Seraphim remembered, because it had seemed such an odd sentimentality in Honoria.
“You didn’t give her a lock of your hair, Ainsling?” Marlon asked, shock and amusement mingling. “Of all the crack brained—”
“I thought nothing of it. One doesn’t think—”
“No, of course not,” Jon said. “You did an awful lot of not thinking, Seraphim. But that is why you can’t walk into the palace. If you do, they will know you, no matter how you disguise your magical power or your physical body. They have a lock of your hair, Seraphim. They have a part of you and can trace your magic. They’ve already used it to send you on a tour of the worlds, I suspect, and try to get you killed. And I think the only reason we’re safe here is that Marlon has made this proof against all but his own odd brand of magic.”
“Of course,” Marlon said, drily, but yet managing to convey the impression of having arrived at a momentous conclusion. “That is it precisely. My brand of magic. Neither human nor elven, nor dragon, but with hints of all of it. It is what has allowed me to survive in hiding this long.” He looked up at Seraphim and grinned. “And it will now allow me to use it to disguise you. Because most of it doesn’t come from Earth, they cannot trace it.
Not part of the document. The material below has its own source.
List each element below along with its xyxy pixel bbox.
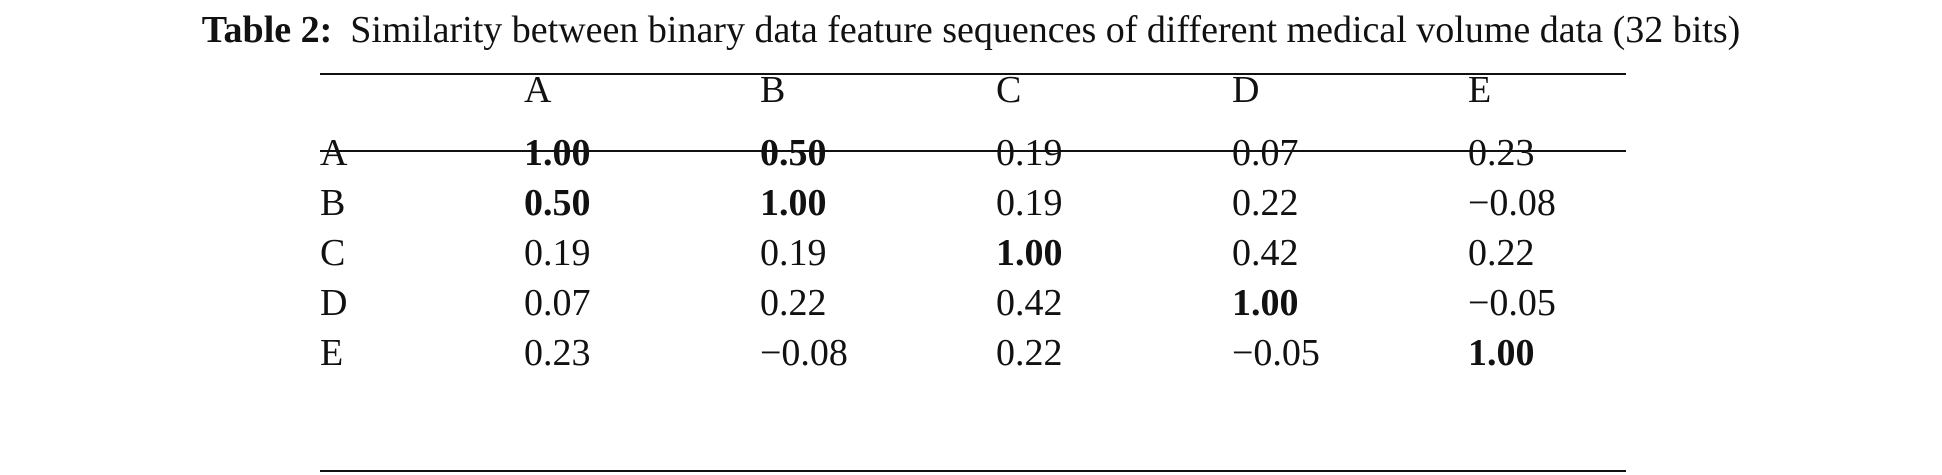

Because I’ve long ago cut off the sovereign of fairyland, he can’t trace it. We shall disguise you, milord duke, and you shall go, while we go about our several missions. And at the end of this you’ll be a duke again in fact, and everything restored to its proper place.” Something to his wry smile said there were things that could not be restored. So. My magical power it shall be.”